(594e) Positively Charged Membranes with Flexible Side Chains to Improve Conductivity

Positively charged membranes have superior selectivity of anions, anti-fouling ability and water flux due to Donnan effect and hydrophilicity, therefore exhibit promising applications as separation membrane for food and bioprocessing. Ion conductivity, though is an important indicator of Donnan effect, usually shows low values in most charged membranes with aromatic polymer materials because of the rigid benzene ring in backbone and short linkage with the quaternized functional groups.
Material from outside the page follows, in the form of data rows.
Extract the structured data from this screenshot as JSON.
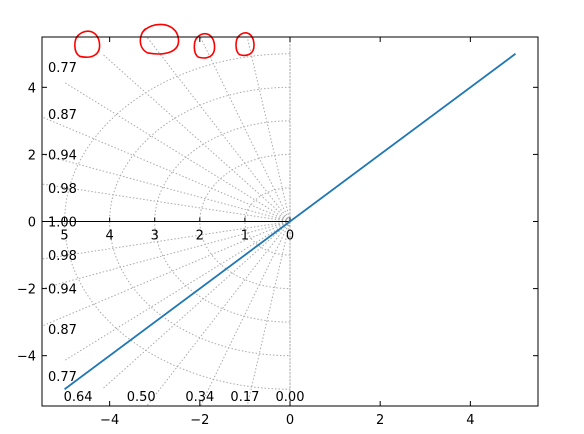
{
  "chart_data": {
    "type": "line",
    "title": "",
    "xlabel": "",
    "ylabel": "",
    "xlim": [
      -5.5,
      5.5
    ],
    "ylim": [
      -5.5,
      5.5
    ],
    "x_ticks": [
      -4,
      -2,
      0,
      2,
      4
    ],
    "y_ticks": [
      -4,
      -2,
      0,
      2,
      4
    ],
    "x_tick_labels": [
      "−4",
      "−2",
      "0",
      "2",
      "4"
    ],
    "y_tick_labels": [
      "−4",
      "−2",
      "0",
      "2",
      "4"
    ],
    "grid": false,
    "series": [
      {
        "color": "#1f77b4",
        "x": [
          -5,
          5
        ],
        "y": [
          -5,
          5
        ]
      }
    ],
    "smith_grid": {
      "color": "#aaaaaa",
      "radii": [
        1,
        2,
        3,
        4,
        5
      ],
      "radial_ratios": [
        0,
        0.17,
        0.34,
        0.5,
        0.64,
        0.77,
        0.87,
        0.94,
        0.98,
        1.0
      ]
    },
    "inner_axis": {
      "x_tick_values": [
        5,
        4,
        3,
        2,
        1,
        0
      ],
      "x_tick_labels": [
        "5",
        "4",
        "3",
        "2",
        "1",
        "0"
      ],
      "left_labels_upper": [
        {
          "y": 4.6,
          "text": "0.77"
        },
        {
          "y": 3.2,
          "text": "0.87"
        },
        {
          "y": 2.0,
          "text": "0.94"
        },
        {
          "y": 1.0,
          "text": "0.98"
        },
        {
          "y": 0.0,
          "text": "1.00"
        }
      ],
      "left_labels_lower": [
        {
          "y": -1.0,
          "text": "0.98"
        },
        {
          "y": -2.0,
          "text": "0.94"
        },
        {
          "y": -3.2,
          "text": "0.87"
        },
        {
          "y": -4.6,
          "text": "0.77"
        }
      ],
      "bottom_labels": [
        {
          "x": -4.7,
          "text": "0.64"
        },
        {
          "x": -3.3,
          "text": "0.50"
        },
        {
          "x": -2.0,
          "text": "0.34"
        },
        {
          "x": -1.0,
          "text": "0.17"
        },
        {
          "x": 0.0,
          "text": "0.00"
        }
      ]
    },
    "annotation_color": "#ff0000",
    "annotation_loops": [
      {
        "x": -4.5,
        "y": 5.3,
        "w": 0.55,
        "h": 0.75
      },
      {
        "x": -2.9,
        "y": 5.45,
        "w": 0.85,
        "h": 0.85
      },
      {
        "x": -1.9,
        "y": 5.25,
        "w": 0.45,
        "h": 0.7
      },
      {
        "x": -1.0,
        "y": 5.3,
        "w": 0.4,
        "h": 0.65
      }
    ]
  }
}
Here in this work, two types of flexible side chains with pendent quaternized cations are developed to promote hydrogen bond networks and flexible aggregation of ionic clusters in the charged membranes and thus improve ion conductivity. By means of molecular dynamic simulation, both the N-spirocyclic side chain with -NH-(CH₂)_x-NH- spacer and the tri-cations with -O- spacer could induce hydrogen bond networks with water, and the latter side chain could also form hydrogen bond networks within the PBI polymer backbone, which will enhance hydrophilicity and broaden the hydrophilic pathways for selected ion conduction. The trade-off between diffusion coefficient and solubility parameter demonstrates well of the effect of -NH-(CH₂)_x-NH- spacer length on the aggregation of ionic clusters, which goes a step further from literatures by merely experimental investigation for the optimal spacer length. TEM and SAXS investigations exhibit good hydrophilic-hydrophobic microphase separated structure in the positively charged membranes with both kinds of functional side chains. High ion conductivity of above 100 mS cm^-1 at 80 °C is achieved with around 90 % conductivity retained after concentrated KOH treatment for over 600 h. This work provides a universal method to prepare positively charged membranes with high ion conductivity.